“Claramente, hay liquidez y va a ser ilimitada; y hay posibilidades de compraventa porque muchos fondos con dinero están ansiosos de comprar y muchos propietarios con activos listos para la venta, además hay mucha demanda embalsada y los bancos están empezando a dar créditos”. El primer ejecutivo de una inmobiliaria se expresaba esta semana con ese optimismo sobre la situación actual del sector. Reflejaba lo que a su juicio es la situación actual, en la que las empresas empiezan a ver la luz cada vez más nítida al final del largo túnel que han tenido que atravesar durante prácticamente un lustro.
De las afirmaciones se deriva que en muy poco tiempo está llegando dinero fresco, sobre todo de fondos internacionales, y cerrándose operaciones que hace solo unos meses eran inimaginables. La última ha sido la adquisición por parte de la firma estadounidense Castlelake de suelo por 80 millones de euros a la Sareb, cuya presidenta (Belén Romana) afirmaba esta misma semana en un desayuno informativo de la sociedad, constituida con activos provenientes de la banca y participada por entidades financieras.
Pero, pese a la esperanza justificada por esos datos, no hay que echar las campanas al vuelo. Es verdad que hay liquidez y oportunidades; pero es difícil cruzar operaciones. La razón es que los fondos ofrecen cantidades a la baja para quedarse con buenos activos. Inevitablemente se producen contradicciones, porque las inmobiliarias no quieren vender barato y exigen mejorar la oferta y el tira y afloja no siempre acaba bien.
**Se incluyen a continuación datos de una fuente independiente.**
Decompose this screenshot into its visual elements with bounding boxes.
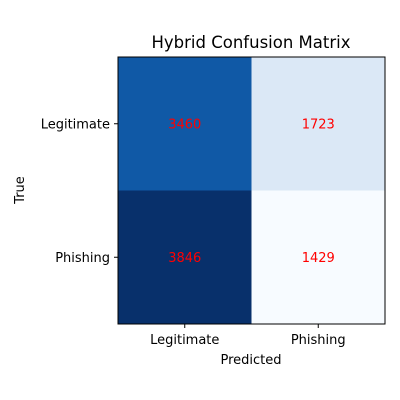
y-tick-label: Phishing: [55, 251, 110, 266]
cell-value-label: 1429: [302, 251, 335, 266]
cell-value-label: 1723: [302, 117, 335, 132]
plot-frame: [117, 56, 386, 325]
x-tick-label: Phishing: [291, 333, 346, 348]
x-axis-ticks: Legitimate Phishing: [150, 324, 346, 348]
cell-value-label: 3460: [168, 117, 201, 132]
y-axis-ticks: Legitimate Phishing: [41, 117, 118, 266]
heatmap-value-labels: 3460 1723 3846 1429: [168, 117, 335, 266]
heatmap-cells: [118, 57, 386, 325]
chart-title: Hybrid Confusion Matrix: [152, 33, 351, 52]
heatmap-cell: [118, 190, 252, 325]
x-axis-label: Predicted: [220, 353, 281, 368]
y-tick-label: Legitimate: [41, 117, 110, 132]
x-tick-label: Legitimate: [150, 333, 219, 348]
y-axis-label: True: [13, 176, 28, 205]
heatmap-cell: [251, 190, 386, 325]
heatmap-cell: [251, 57, 386, 191]
heatmap-cell: [118, 57, 252, 191]
cell-value-label: 3846: [168, 251, 201, 266]
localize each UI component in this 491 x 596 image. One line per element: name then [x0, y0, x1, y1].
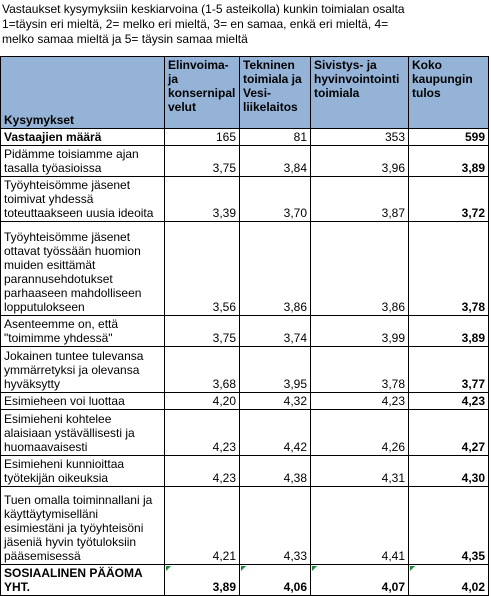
table-row: Esimieheen voi luottaa 4,20 4,32 4,23 4,23: [0, 392, 489, 410]
table-row: Esimieheni kunnioittaa työtekijän oikeuk…: [0, 455, 489, 487]
value-cell[interactable]: 3,87: [310, 176, 409, 222]
value-cell[interactable]: 3,72: [408, 176, 489, 222]
question-cell[interactable]: Esimieheen voi luottaa: [0, 392, 165, 410]
value-cell[interactable]: 81: [239, 128, 311, 146]
value-cell[interactable]: 4,31: [310, 455, 409, 487]
table-row: Pidämme toisiamme ajan tasalla työasiois…: [0, 145, 489, 177]
value-cell[interactable]: 353: [310, 128, 409, 146]
question-cell[interactable]: SOSIAALINEN PÄÄOMA YHT.: [0, 564, 165, 596]
value-cell[interactable]: 4,23: [408, 392, 489, 410]
value-cell[interactable]: 3,70: [239, 176, 311, 222]
value-cell[interactable]: 3,77: [408, 346, 489, 393]
question-cell[interactable]: Jokainen tuntee tulevansa ymmärretyksi j…: [0, 346, 165, 393]
value-cell[interactable]: 4,23: [310, 392, 409, 410]
header-row: Kysymykset Elinvoima- ja konsernipal vel…: [0, 56, 489, 129]
value-cell[interactable]: 3,89: [408, 145, 489, 177]
question-cell[interactable]: Pidämme toisiamme ajan tasalla työasiois…: [0, 145, 165, 177]
value-cell[interactable]: 4,07: [310, 564, 409, 596]
value-cell[interactable]: 3,68: [164, 346, 240, 393]
value-cell[interactable]: 3,89: [408, 315, 489, 347]
value-cell[interactable]: 3,96: [310, 145, 409, 177]
value-cell[interactable]: 4,38: [239, 455, 311, 487]
value-cell[interactable]: 3,78: [310, 346, 409, 393]
question-cell[interactable]: Vastaajien määrä: [0, 128, 165, 146]
value-cell[interactable]: 4,33: [239, 486, 311, 565]
question-cell[interactable]: Asenteemme on, että "toimimme yhdessä": [0, 315, 165, 347]
table-row: Työyhteisömme jäsenet toimivat yhdessä t…: [0, 176, 489, 222]
error-marker-icon: [240, 565, 246, 571]
error-marker-icon: [311, 565, 317, 571]
results-table: Kysymykset Elinvoima- ja konsernipal vel…: [0, 56, 489, 596]
value-cell[interactable]: 4,23: [164, 409, 240, 456]
question-cell[interactable]: Tuen omalla toiminnallani ja käyttäytymi…: [0, 486, 165, 565]
header-cell-sivistys[interactable]: Sivistys- ja hyvinvointointi toimiala: [310, 56, 409, 129]
value-cell[interactable]: 3,86: [239, 221, 311, 316]
value-cell[interactable]: 4,27: [408, 409, 489, 456]
question-cell[interactable]: Työyhteisömme jäsenet toimivat yhdessä t…: [0, 176, 165, 222]
intro-line: 1=täysin eri mieltä, 2= melko eri mieltä…: [2, 17, 389, 31]
value-cell[interactable]: 3,75: [164, 145, 240, 177]
question-cell[interactable]: Esimieheni kunnioittaa työtekijän oikeuk…: [0, 455, 165, 487]
value-cell[interactable]: 4,42: [239, 409, 311, 456]
error-marker-icon: [409, 565, 415, 571]
value-cell[interactable]: 4,20: [164, 392, 240, 410]
value-cell[interactable]: 3,86: [310, 221, 409, 316]
value-cell[interactable]: 4,35: [408, 486, 489, 565]
header-cell-elinvoima[interactable]: Elinvoima- ja konsernipal velut: [164, 56, 240, 129]
table-row: Työyhteisömme jäsenet ottavat työssään h…: [0, 221, 489, 316]
value-cell[interactable]: 3,75: [164, 315, 240, 347]
question-cell[interactable]: Työyhteisömme jäsenet ottavat työssään h…: [0, 221, 165, 316]
table-row: Asenteemme on, että "toimimme yhdessä" 3,…: [0, 315, 489, 347]
value-cell[interactable]: 4,30: [408, 455, 489, 487]
table-row: Vastaajien määrä 165 81 353 599: [0, 128, 489, 146]
intro-line: Vastaukset kysymyksiin keskiarvoina (1-5…: [2, 2, 405, 16]
question-cell[interactable]: Esimieheni kohtelee alaisiaan ystävällis…: [0, 409, 165, 456]
error-marker-icon: [165, 565, 171, 571]
value-cell[interactable]: 165: [164, 128, 240, 146]
value-cell[interactable]: 3,84: [239, 145, 311, 177]
value-cell[interactable]: 3,89: [164, 564, 240, 596]
intro-line: melko samaa mieltä ja 5= täysin samaa mi…: [2, 32, 248, 46]
value-cell[interactable]: 4,06: [239, 564, 311, 596]
value-cell[interactable]: 3,56: [164, 221, 240, 316]
value-cell[interactable]: 3,74: [239, 315, 311, 347]
value-cell[interactable]: 4,02: [408, 564, 489, 596]
value-cell[interactable]: 4,32: [239, 392, 311, 410]
value-cell[interactable]: 599: [408, 128, 489, 146]
intro-text: Vastaukset kysymyksiin keskiarvoina (1-5…: [2, 2, 488, 47]
table-row: Tuen omalla toiminnallani ja käyttäytymi…: [0, 486, 489, 565]
value-cell[interactable]: 3,39: [164, 176, 240, 222]
header-cell-questions[interactable]: Kysymykset: [0, 56, 165, 129]
value-cell[interactable]: 4,23: [164, 455, 240, 487]
table-row: Esimieheni kohtelee alaisiaan ystävällis…: [0, 409, 489, 456]
header-cell-tekninen[interactable]: Tekninen toimiala ja Vesi- liikelaitos: [239, 56, 311, 129]
value-cell[interactable]: 3,78: [408, 221, 489, 316]
value-cell[interactable]: 3,95: [239, 346, 311, 393]
value-cell[interactable]: 4,26: [310, 409, 409, 456]
value-cell[interactable]: 4,21: [164, 486, 240, 565]
header-cell-koko[interactable]: Koko kaupungin tulos: [408, 56, 489, 129]
table-row: Jokainen tuntee tulevansa ymmärretyksi j…: [0, 346, 489, 393]
value-cell[interactable]: 4,41: [310, 486, 409, 565]
value-cell[interactable]: 3,99: [310, 315, 409, 347]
A eso hay que añadir que la deflación de salarios no hace previsible que se puedan cerrar muchas operaciones entre los particualres y los bancos, con miedo permanente. Siendo verdad que las entidades financieras se muestran más flexibles, han salido muy escaldadas de la crisis y no quieren repetir. Es decir, aunque se están dando créditos, no va a haber financiación para cualquier cosa.
Esos son los retos con que se enfrenta ahora el sector, que está ante la oportunidad de comenzar desde cero después de una reconversión forzada y lograr un crecimiento sostenido en el futuro, que según algunas previsiones será del entorno del 2% en los próximos años. Las predicciones del mercado es que este renacer que se ha producido en las capitales más activas se va a extender pronto como una mancha de aceite por el resto del país.
En el sector, los restos de la batalla son todavía muy evidentes, con muchas empresas en concurso de acreedores o en liquidación, en el caso de que no lo hayan sido ya, por lo que ya no volverá a ser lo que era en mucho tiempo. Muchos de sus directivos han rebasado o están cerca de alcanzar la edad de jubilación, por lo que lo único que hacen ahora es gestionar el enterramiento de sus empresas.
El consenso generalizado es que ya se ha tocado fondo y que las empresas vivas —es decir, aquellas que han conseguido superar la crisis— son las que van a protagonizar la nueva etapa. En ese sentido, los inmobiliarios se sienten curados de espanto y están seguros de que no van a caer en una burbuja como la que les explotó por su propia ambición.
En ese esquema hay dos grupos de inmobiliarias, las patrimoniales y las promotoras. Entre las primeras figuran Colonial (revitalizada tras la entrada del grupo de Juan Miguel Villar Mir), Testa (de Sacyr), Metrovacesa (controlada por los bancos y que está en venta), que han sufrido un proceso de reestructuración y, en algunos casos, de jibarización. Entre los promotores sobresale la antigua clase media que ha sobrevivido mejor como Pryconsa, Hercesa, Ferrocarril Inmobiliaria, Amenabar o Inmobiliaria del Sur. Este es un sector muy atomizado y con sociedades cuyos propietarios son poco conocidos, con radio de acción muchas veces circunscrito a una comarca.
Una gran parte de esas empresas forman parte del G-14 (Grupo Ferrocarril, Hercesa, Level, Martinsa, Metrovacesa, Montebalito, Nozar, Quabit, Realia, Restaura, Reyal Urbis, Vallehermoso), que constituyeron como un lobby en los tiempos de gloria (es decir, no hace muchos años).